Lozier founded the first Medical College for women and trained over 200 female physicians. The hospital attracted over 2,000 female patients a year and was the first place a woman could be treated by a female physician, paving the way for women to regain control of childbirth. She, herself, gave birth to seven sons, but only Dr. Abraham W. Lozier survived. Nevertheless, by the time of her death, she had already inspired nine of her direct relatives to become physicians, including her daughter-in-law, Charlotte Denman Lozier, who graduated from the medical college she founded. She also increased the credibility of female physicians. Elizabeth Cady Stanton claimed "Physicians would not recognize her as a member of the profession... they tampered with her patients to see if they could find aught against her. But in spite of all the machinations of her enemies, she triumphed".
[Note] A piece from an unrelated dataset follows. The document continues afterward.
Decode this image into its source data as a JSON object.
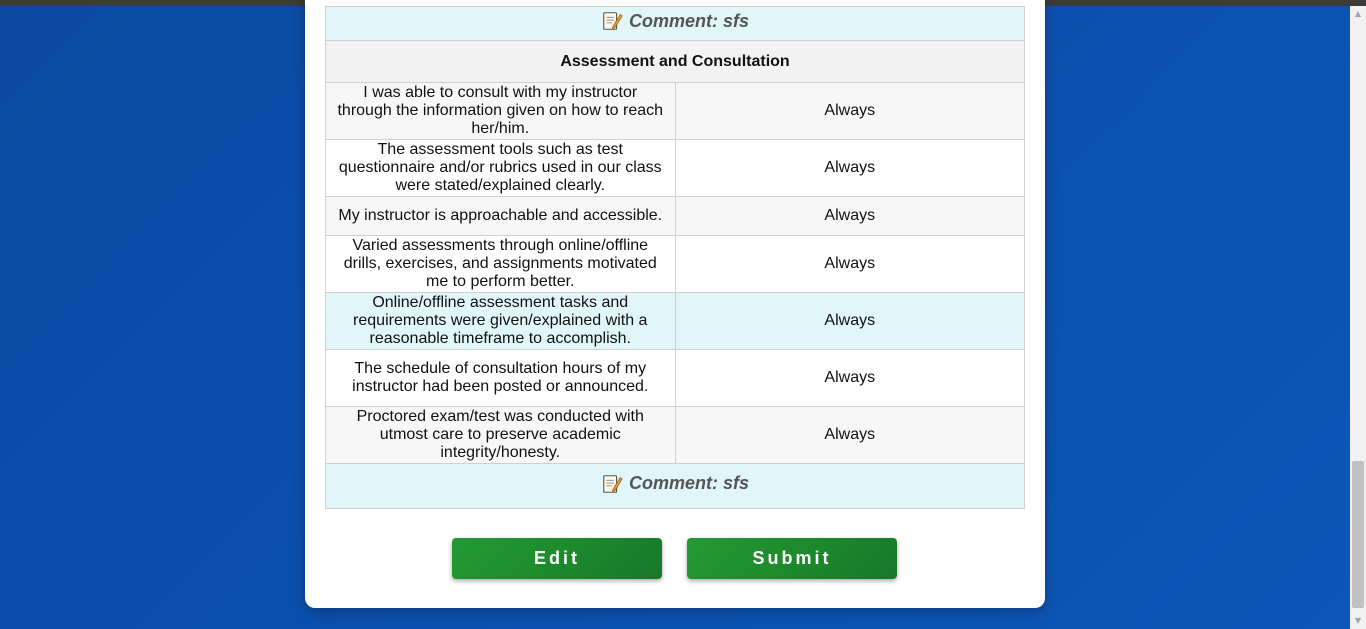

As the first woman to read a scientific paper before the New York State Medical Society, Lozier also blazed a trail for female scientists. She further advocated for the incorporation of physiology classes in schools and preached the importance of education at meetings and in writing. Dr. Lozier is the reason women in New York could finally study medicine. Before her, there were no institutes in New York that offered classes to women. She became president and clinical professor of diseases of women (1863-1867) and dean and professor of gynecology (1867-1888) and had a private practice (1853-1888)

One of her most well-known documents was a short pamphlet, Child-Birth Made Easy, empowering mothers with knowledge. Lozier died from heart troubles two days after giving the 25th commencement speech in 1888 at the College she founded.